As you may have heard, we are in the 150th anniversary of the Civil War. I confess that the History Channel is one of my favorite pastimes over the years. One film I have seen many times is the 1990 Ken Burn’s Civil War. The story telling style and historical richness of the narrative were a breakthrough and this classic is a must see. But, more importantly the Civil War itself is inarguable the defining moment of our nation and us as a people—we at our best and at our worst.
I am not sure I entirely understand the Civil War, but the more I do the more I get us as a people and culture. We still are a regionally influenced people. However, we became a nation with all of our differing values, nationalities and statehoods because of the war. In fighting with ourselves, we learned that a unified federal state over the ideals of freedom could make our free-thinking ways coexist.
Here are some things today that could not exist without the Civil War:
- Today, we can be Americans and be different colors, creeds and cognitions and be legally equal. (Not always in heart, but in mind at least.) To be American is not about having the same spices cooking in your kitchen as the neighbors.
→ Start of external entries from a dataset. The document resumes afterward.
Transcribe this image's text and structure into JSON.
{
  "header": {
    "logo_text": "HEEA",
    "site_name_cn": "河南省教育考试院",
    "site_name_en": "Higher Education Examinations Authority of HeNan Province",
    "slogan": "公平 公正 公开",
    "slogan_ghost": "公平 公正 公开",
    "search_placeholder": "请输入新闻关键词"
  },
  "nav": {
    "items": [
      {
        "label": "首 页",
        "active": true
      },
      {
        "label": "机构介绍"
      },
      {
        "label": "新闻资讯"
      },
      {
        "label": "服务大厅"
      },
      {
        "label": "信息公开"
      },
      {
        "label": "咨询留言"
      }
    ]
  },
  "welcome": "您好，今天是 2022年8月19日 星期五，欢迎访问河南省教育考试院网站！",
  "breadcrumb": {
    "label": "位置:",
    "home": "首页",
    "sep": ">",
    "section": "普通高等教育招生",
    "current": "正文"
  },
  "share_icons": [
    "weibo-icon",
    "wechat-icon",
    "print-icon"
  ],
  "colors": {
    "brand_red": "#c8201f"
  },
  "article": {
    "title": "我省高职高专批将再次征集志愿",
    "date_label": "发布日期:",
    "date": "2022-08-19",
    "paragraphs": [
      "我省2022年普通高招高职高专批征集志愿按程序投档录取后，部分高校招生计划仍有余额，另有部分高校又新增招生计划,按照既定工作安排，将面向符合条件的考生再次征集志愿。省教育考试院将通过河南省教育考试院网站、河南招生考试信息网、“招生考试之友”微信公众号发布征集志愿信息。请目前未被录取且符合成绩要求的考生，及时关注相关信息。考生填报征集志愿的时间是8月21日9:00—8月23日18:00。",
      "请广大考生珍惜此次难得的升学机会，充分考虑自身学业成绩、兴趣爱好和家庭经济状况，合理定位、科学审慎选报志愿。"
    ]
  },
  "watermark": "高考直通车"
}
- We fight cultural wars, but in the end know the cost is too high to win outright. We know there is a limit to the pace of progress, in other words.
- The two-party system in all its imperfections allows us to choose and yet not splinter. States have rights. But, there are some rights that even the government itself has not right to infringe—at least we hope that is true.
- The war, as one historian claimed in the film, is not over. We still have to fight for freedom—even against ourselves. Civil rights was paid for by the Civil War. It showed us that any rights are not free. Many battles had to be fought and are still raging. Could sex trafficking be one of those we are finally waking up to?
There are many other practical things the war did. Do you have anything you can add or comment on these?